Giving [as one solution]

dy/dx=iy, so y=e^ix , which doesn't seem to satisfy the initial equation.

Brad

I think the problem is that while d² y/dx² = -y is implied by dy/dx = -y, the converse is not true. This just means that you need to further qualify your answer.
So, from f''(x) = -f(x), you arrive at the solution f(x) = e ^ix = A cos x + B sin x.
So f'(x) = - A sin x + B cos x.
Now f(-x) = A cos -x + B sin -x = A cos x - B sin x.
So if f'(x) = f(-x) then -A sin x + B cos x = A cos x - B sin x and therefore A = B.
So the solution to the equation f'(x) = f(-x) is f(x) = A (cos x + sin x).

Tom.

Thanks. I'd never encountered an equation before that wouldn't give one specific solution if you dropped a constant, but I guess you have to keep the constants in for this example and then further solve.

Thanks again,

Brad

I should have said, the general solution to f''(x) = -f(x) is f(x) = Ce^ix + De^-ix .

Tom.

Tom, I was gonna ask you about that actually.

Originally, you wrote
"you arrive at the solution f(x) = e^ix = Acosx + Bsinx"
That's not true is it?

You then said gen soln should have been f(x) = Ce^ix +De^-ix

Does that explain the mistake? This confused me because I've never seen the general solution to such a differential eqn written in that form (i.e. the exponential form)

thanks

The general solution to f''(x) = -f(x) is
f(x) = Ce^ix + De^-ix = A cos x + B sin x . If you want, I can go into details on how you arive at this solution, but you should be able to check it yourself by finding the second derivative of f(x).
The general solution to differential equations of the form g(x) = af(x) + bf'(x) + cf''(x) + ... will involve the exponential form.

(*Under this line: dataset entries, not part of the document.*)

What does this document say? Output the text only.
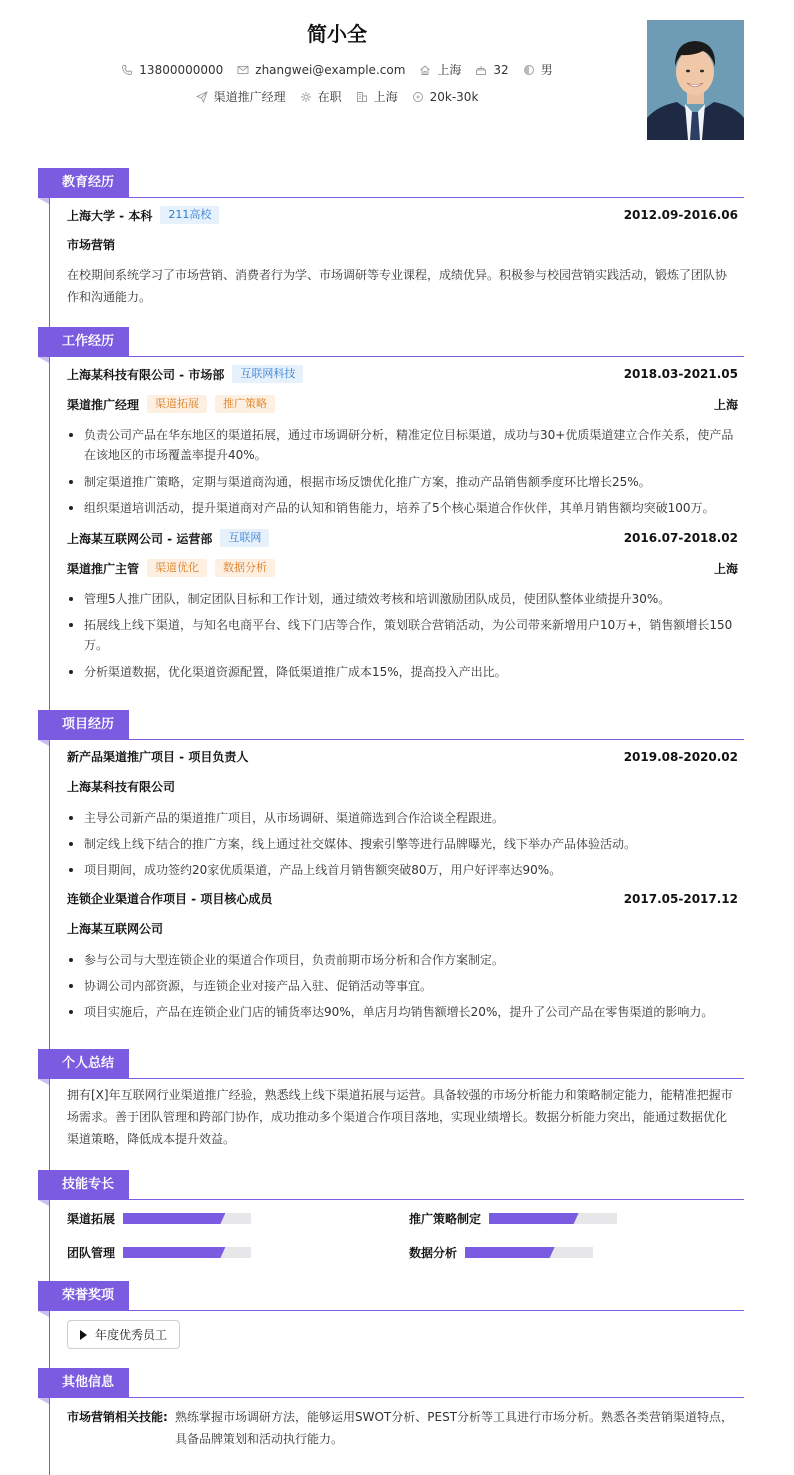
简小全
13800000000	zhangwei@example.com	上海	32	男
渠道推广经理	在职	上海	20k-30k
教育经历
上海大学 - 本科	211高校	2012.09-2016.06
市场营销
在校期间系统学习了市场营销、消费者行为学、市场调研等专业课程，成绩优异。积极参与校园营销实践活动，锻炼了团队协作和沟通能力。
工作经历
上海某科技有限公司 - 市场部	互联网科技	2018.03-2021.05
渠道推广经理	渠道拓展	推广策略	上海
负责公司产品在华东地区的渠道拓展，通过市场调研分析，精准定位目标渠道，成功与30+优质渠道建立合作关系，使产品在该地区的市场覆盖率提升40%。
制定渠道推广策略，定期与渠道商沟通，根据市场反馈优化推广方案，推动产品销售额季度环比增长25%。
组织渠道培训活动，提升渠道商对产品的认知和销售能力，培养了5个核心渠道合作伙伴，其单月销售额均突破100万。
上海某互联网公司 - 运营部	互联网	2016.07-2018.02
渠道推广主管	渠道优化	数据分析	上海
管理5人推广团队，制定团队目标和工作计划，通过绩效考核和培训激励团队成员，使团队整体业绩提升30%。
拓展线上线下渠道，与知名电商平台、线下门店等合作，策划联合营销活动，为公司带来新增用户10万+，销售额增长150万。
分析渠道数据，优化渠道资源配置，降低渠道推广成本15%，提高投入产出比。
项目经历
新产品渠道推广项目 - 项目负责人	2019.08-2020.02
上海某科技有限公司
主导公司新产品的渠道推广项目，从市场调研、渠道筛选到合作洽谈全程跟进。
制定线上线下结合的推广方案，线上通过社交媒体、搜索引擎等进行品牌曝光，线下举办产品体验活动。
项目期间，成功签约20家优质渠道，产品上线首月销售额突破80万，用户好评率达90%。
连锁企业渠道合作项目 - 项目核心成员	2017.05-2017.12
上海某互联网公司
参与公司与大型连锁企业的渠道合作项目，负责前期市场分析和合作方案制定。
协调公司内部资源，与连锁企业对接产品入驻、促销活动等事宜。
项目实施后，产品在连锁企业门店的铺货率达90%，单店月均销售额增长20%，提升了公司产品在零售渠道的影响力。
个人总结
拥有[X]年互联网行业渠道推广经验，熟悉线上线下渠道拓展与运营。具备较强的市场分析能力和策略制定能力，能精准把握市场需求。善于团队管理和跨部门协作，成功推动多个渠道合作项目落地，实现业绩增长。数据分析能力突出，能通过数据优化渠道策略，降低成本提升效益。
技能专长
渠道拓展	推广策略制定
团队管理	数据分析
荣誉奖项
年度优秀员工
其他信息
市场营销相关技能: 熟练掌握市场调研方法，能够运用SWOT分析、PEST分析等工具进行市场分析。熟悉各类营销渠道特点，具备品牌策划和活动执行能力。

The reason I can then write f(x) = Ce^ix + De^-ix = A cos x + B sin x is because
Ce^ix = C cos x + C.i sin x
De^-ix = D cos -x + D.i sin -x = D cos x + -D.i sin x
The general solution can then be written as
f(x) = (C+D) cos x + (C-D)i sin x
Because we are only interested in real solutions, we then make two definitions, that
C+D = A
(C-D)i = B
where A and B are real. We can do this because C and D can take any value, so for any A, B, we can find some C, D such that this is true. I hope that helps see how I arrived at that solution.

f(x) = e^ix is a specific solution, but not the general solution.

Tom.